Asked about her favourite SD movie score, Saran is at a loss. “Too many…But I think its ‘Guide’”.
The writer, who had a harrowing escape from the landslide in Uttarakhand a month ago – and had to rescued by the army –is straddling multiple literary genres and projects. “I have begun to work on a biography of ghazal king Jagjit Singh, who passed away last year. I have interviewed his wife Chitra Singh. It will be a straight biography- an account of the singer’s life,” Saran said.
Saran believes that “biographies have a ready market” because people are curious about illustrious lives. She has been inspired by two powerful biographies – that of British actor Lawrence Olivier and Italian shoemaker and brand man Salvatore Ferragamo.
“What I learnt from Lawrence Olivier’s biography was how an artist hones his skill to perfection to step into any character and remain different in approach".
Ferragamo’s life teaches resilience and grit, Saran said. As a child Ferragamo was poor and borrowed shows, along with his two sisters, on formal occasions. One night, when he was barely nine years old, Ferragamo crafted two pair of shoes for his sisters to wear for their confirmation to the Church. His sisters said the fairies had brought them the shoes… Salvatore studied shoe-making and set up a workshop in US. He filed for bankruptcy during the world wars but refused to cave in under pressure for he held that trouble was transitory. He came out of it to become one of the best- known global brands.

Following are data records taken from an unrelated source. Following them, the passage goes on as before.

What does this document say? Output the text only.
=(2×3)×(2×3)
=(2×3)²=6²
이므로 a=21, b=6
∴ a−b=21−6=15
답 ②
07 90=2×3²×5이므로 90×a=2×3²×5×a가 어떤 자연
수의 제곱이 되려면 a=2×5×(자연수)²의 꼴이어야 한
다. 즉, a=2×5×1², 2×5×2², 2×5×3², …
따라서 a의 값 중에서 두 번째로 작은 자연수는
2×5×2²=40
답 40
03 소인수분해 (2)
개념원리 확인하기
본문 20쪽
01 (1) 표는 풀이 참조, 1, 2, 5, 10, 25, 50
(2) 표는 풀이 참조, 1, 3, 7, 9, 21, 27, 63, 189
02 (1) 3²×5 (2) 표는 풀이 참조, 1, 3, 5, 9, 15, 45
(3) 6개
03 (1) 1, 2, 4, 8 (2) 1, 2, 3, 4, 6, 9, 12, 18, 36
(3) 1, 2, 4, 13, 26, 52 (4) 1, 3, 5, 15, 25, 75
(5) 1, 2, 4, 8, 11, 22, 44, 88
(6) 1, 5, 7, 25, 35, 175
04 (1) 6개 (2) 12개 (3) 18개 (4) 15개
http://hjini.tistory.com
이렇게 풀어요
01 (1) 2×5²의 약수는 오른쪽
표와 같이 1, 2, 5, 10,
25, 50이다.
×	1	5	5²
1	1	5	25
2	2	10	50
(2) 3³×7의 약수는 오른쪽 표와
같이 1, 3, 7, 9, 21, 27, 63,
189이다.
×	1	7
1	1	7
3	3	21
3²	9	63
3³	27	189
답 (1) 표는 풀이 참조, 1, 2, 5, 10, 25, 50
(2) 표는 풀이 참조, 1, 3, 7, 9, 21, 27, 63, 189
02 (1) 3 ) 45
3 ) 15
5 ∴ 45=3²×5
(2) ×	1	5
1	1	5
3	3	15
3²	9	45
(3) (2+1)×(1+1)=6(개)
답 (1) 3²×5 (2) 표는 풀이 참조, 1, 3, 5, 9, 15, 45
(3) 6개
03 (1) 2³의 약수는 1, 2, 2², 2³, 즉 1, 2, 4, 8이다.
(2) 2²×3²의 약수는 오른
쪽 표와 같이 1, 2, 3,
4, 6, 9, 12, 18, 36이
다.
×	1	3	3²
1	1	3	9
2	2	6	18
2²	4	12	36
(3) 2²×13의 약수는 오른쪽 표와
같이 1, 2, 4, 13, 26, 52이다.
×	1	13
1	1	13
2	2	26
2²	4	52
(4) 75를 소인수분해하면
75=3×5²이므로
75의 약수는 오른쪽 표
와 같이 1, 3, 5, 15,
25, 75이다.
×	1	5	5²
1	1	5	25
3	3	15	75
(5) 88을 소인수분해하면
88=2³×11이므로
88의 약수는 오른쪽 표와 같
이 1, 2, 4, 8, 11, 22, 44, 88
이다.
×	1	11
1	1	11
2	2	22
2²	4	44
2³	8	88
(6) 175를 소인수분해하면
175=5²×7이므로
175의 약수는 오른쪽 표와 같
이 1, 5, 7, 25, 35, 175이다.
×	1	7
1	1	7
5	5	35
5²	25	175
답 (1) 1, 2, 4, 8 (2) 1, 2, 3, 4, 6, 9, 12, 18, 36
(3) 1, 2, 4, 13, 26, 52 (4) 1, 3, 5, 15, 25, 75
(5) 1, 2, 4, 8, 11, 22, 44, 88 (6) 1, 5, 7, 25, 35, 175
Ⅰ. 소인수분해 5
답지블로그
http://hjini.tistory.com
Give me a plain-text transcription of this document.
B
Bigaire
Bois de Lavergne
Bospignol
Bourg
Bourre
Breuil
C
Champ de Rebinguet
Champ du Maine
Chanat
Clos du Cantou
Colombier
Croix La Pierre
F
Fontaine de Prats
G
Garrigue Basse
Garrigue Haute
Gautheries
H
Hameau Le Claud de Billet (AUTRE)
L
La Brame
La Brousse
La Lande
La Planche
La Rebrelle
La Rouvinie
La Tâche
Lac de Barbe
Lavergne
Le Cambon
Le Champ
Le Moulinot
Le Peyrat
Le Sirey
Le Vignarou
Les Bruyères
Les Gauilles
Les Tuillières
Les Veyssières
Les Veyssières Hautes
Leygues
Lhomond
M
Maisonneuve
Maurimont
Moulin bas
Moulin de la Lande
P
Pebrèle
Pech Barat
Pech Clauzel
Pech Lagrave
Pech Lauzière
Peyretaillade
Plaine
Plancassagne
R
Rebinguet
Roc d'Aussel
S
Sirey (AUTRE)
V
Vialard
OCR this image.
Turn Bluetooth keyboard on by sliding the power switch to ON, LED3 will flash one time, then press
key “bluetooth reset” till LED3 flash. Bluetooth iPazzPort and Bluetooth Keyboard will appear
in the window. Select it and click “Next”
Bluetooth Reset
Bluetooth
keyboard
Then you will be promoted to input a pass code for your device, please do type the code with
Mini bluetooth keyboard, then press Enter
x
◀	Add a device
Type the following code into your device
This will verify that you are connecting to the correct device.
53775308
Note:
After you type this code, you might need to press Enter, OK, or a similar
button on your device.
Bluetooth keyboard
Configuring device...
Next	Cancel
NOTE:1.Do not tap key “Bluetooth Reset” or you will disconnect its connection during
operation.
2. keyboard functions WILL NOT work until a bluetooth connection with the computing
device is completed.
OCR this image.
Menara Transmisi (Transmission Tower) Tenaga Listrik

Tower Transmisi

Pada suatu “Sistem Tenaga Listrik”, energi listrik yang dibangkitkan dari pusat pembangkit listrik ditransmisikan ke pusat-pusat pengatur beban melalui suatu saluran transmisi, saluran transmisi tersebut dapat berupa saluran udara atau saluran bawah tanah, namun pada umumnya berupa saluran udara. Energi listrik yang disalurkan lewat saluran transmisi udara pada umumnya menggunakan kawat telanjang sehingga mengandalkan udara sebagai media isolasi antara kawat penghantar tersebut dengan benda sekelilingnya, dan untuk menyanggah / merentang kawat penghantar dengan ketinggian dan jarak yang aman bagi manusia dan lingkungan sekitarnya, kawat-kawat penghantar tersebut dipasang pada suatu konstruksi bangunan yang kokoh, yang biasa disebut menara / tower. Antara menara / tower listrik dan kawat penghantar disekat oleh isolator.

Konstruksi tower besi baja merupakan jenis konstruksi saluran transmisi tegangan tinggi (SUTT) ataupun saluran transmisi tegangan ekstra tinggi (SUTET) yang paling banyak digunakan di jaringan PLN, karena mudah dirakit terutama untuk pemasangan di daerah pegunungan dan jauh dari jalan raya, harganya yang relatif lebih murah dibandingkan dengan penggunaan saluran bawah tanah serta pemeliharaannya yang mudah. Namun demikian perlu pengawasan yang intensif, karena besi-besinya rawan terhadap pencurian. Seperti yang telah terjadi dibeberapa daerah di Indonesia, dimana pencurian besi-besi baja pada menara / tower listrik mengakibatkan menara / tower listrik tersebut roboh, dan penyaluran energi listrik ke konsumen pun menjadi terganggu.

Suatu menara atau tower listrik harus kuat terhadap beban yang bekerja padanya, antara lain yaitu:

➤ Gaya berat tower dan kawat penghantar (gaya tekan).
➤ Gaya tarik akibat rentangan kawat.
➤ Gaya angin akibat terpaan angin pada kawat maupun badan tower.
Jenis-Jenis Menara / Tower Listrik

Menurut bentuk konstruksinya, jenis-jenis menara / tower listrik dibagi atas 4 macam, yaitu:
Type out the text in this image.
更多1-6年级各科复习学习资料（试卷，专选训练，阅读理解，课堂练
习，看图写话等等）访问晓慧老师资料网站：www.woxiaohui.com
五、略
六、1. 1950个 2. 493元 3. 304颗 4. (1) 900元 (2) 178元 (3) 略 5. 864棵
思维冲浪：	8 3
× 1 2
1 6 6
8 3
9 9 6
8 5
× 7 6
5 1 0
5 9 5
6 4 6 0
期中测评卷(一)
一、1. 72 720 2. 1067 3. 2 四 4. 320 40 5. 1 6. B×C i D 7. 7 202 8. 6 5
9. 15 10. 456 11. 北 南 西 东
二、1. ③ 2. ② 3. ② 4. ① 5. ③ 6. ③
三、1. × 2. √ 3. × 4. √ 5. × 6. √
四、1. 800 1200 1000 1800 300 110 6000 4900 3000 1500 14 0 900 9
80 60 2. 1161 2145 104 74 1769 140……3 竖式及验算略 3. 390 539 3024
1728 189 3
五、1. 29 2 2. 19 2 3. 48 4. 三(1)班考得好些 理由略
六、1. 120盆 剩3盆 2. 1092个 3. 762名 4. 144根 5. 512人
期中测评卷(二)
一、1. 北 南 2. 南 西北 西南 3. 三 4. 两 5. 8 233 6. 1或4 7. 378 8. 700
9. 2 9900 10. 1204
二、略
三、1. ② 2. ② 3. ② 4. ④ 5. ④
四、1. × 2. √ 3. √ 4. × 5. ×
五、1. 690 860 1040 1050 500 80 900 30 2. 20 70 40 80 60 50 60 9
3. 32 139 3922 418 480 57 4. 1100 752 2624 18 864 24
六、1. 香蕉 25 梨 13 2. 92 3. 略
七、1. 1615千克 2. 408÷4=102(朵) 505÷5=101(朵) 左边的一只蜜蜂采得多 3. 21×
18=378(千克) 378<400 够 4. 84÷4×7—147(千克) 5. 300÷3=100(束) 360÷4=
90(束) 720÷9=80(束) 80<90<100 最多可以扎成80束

Short story is yet another of Saran’s muse. “I keep writing them whenever I find time. Everything I do, everywhere I go and every situation I fend for spurs a short story,” she said. At the Mountain Echoes cultural gala in Bhutan, Saran was moved to a story as she looked at the silver designer anklet – a chunky bit of ethnic jewellery encircling one of her slim ankles.
The words poured out – 500 of them as a story about a woman and fake silver “paijan” crafted by the hands of her lover.
“I am a natural story-teller,” Saran smiled. She is the author of “The Dark Side”, a collection of short stories.